AJK to engage NTS for hiring teaching faculty

Lack of merit in recruitment hampers the standard of education


APP April 03, 2017
Lack of merit in recruitment hampers the standard of education. PHOTO: FILE

MUZAFFARABAD: The government of Azad Jammu and Kashmir (AJK) has decided to recruit school teachers through an independent third party organisation, National Testing Service (NTS), aimed to ensure merit in recruitment and raise the standard of education in the territory.

“The decision has been taken to avoid political influence in teachers’ appointments, due to which the educational standards in the region have fallen. It will also ensure provision of jobs to the qualified and competent youth,” Minister of Education Barrister Iftikhar Gilani said on Sunday.

While talking to APP, the Minister said no appointments should be made by the departmental selection committees or any officer of the department in any manner. Anyone found guilty would be strictly punished. He showed by example when he suspended an education officer and cancelled the appointments she had made.

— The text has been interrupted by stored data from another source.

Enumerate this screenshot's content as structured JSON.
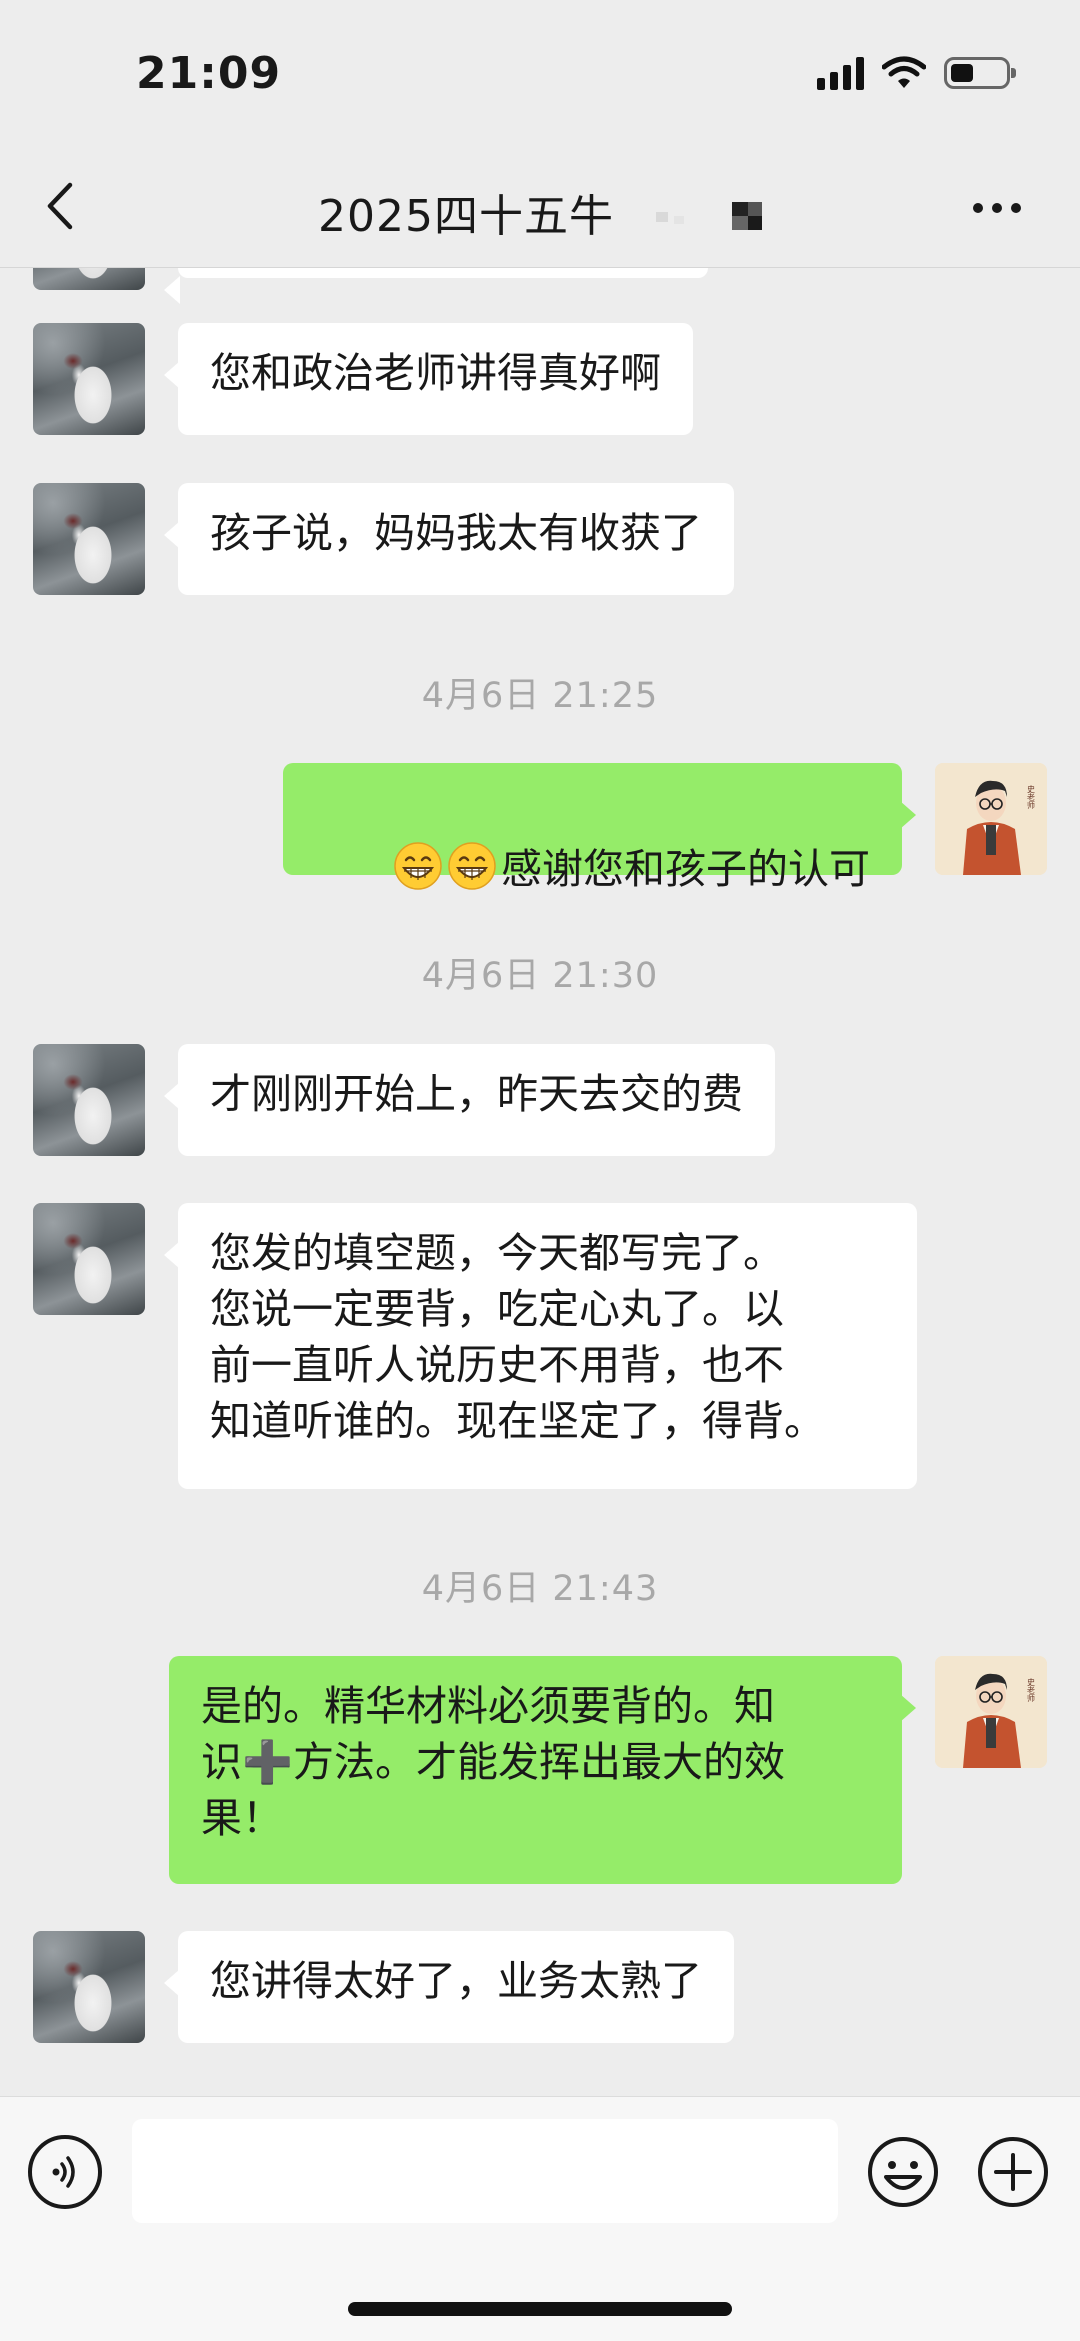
{
  "status_bar": {
    "time": "21:09",
    "icons": [
      "signal-icon",
      "wifi-icon",
      "battery-icon"
    ]
  },
  "nav": {
    "back_icon": "chevron-left-icon",
    "title": "2025四十五牛",
    "title_mosaic": "redacted-mosaic",
    "more_icon": "more-dots-icon"
  },
  "messages": [
    {
      "type": "incoming",
      "text": "您和政治老师讲得真好啊",
      "avatar": "swan-avatar"
    },
    {
      "type": "incoming",
      "text": "孩子说，妈妈我太有收获了",
      "avatar": "swan-avatar"
    },
    {
      "type": "timestamp",
      "text": "4月6日 21:25"
    },
    {
      "type": "outgoing",
      "emoji": [
        "grinning-face-icon",
        "grinning-face-icon"
      ],
      "text": "感谢您和孩子的认可",
      "avatar": "teacher-avatar"
    },
    {
      "type": "timestamp",
      "text": "4月6日 21:30"
    },
    {
      "type": "incoming",
      "text": "才刚刚开始上，昨天去交的费",
      "avatar": "swan-avatar"
    },
    {
      "type": "incoming",
      "text": "您发的填空题，今天都写完了。\n您说一定要背，吃定心丸了。以\n前一直听人说历史不用背，也不\n知道听谁的。现在坚定了，得背。",
      "avatar": "swan-avatar"
    },
    {
      "type": "timestamp",
      "text": "4月6日 21:43"
    },
    {
      "type": "outgoing",
      "text": "是的。精华材料必须要背的。知\n识➕方法。才能发挥出最大的效\n果！",
      "avatar": "teacher-avatar"
    },
    {
      "type": "incoming",
      "text": "您讲得太好了，业务太熟了",
      "avatar": "swan-avatar"
    }
  ],
  "avatar_label": "史老师",
  "input_bar": {
    "voice_icon": "voice-icon",
    "input_value": "",
    "emoji_icon": "emoji-face-icon",
    "plus_icon": "plus-circle-icon"
  },
  "colors": {
    "background": "#ededed",
    "incoming_bubble": "#ffffff",
    "outgoing_bubble": "#95ec69",
    "timestamp_text": "#a8a8a8"
  }
}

He said that literacy in AJK, which is higher than the provinces and other areas of Pakistan, was fast deteriorating due to political appointments in the department and that his government was committed to rectify this.

“Our government will make good of the promise it made to the people during electioneering, by restoring merit and good governance,” Gilani said.

Qualification requirements for teachers have also been raised from matriculation to BA or B.Ed. for Primary teachers and to F.A, M.A, or B.Ed for junior teachers. More than 500 schools in the territory however, have no buildings after the 2005 earthquake.

The Minister said the government was making efforts to construct buildings for these schools, but was facing resource constraints. He said that the Education Ministry had signed an agreement with Islamic Development Bank (IDB) to provide soft loans for the construction of these schools.

The Earthquake Rehabilitation and Reconstruction Authority (ERRA) have also been trying to construct buildings for 300 schools. The work however remains incomplete even after a decade due to funding constraints and other reasons. The children still study under the open sky.

Published in The Express Tribune, April 3rd, 2017.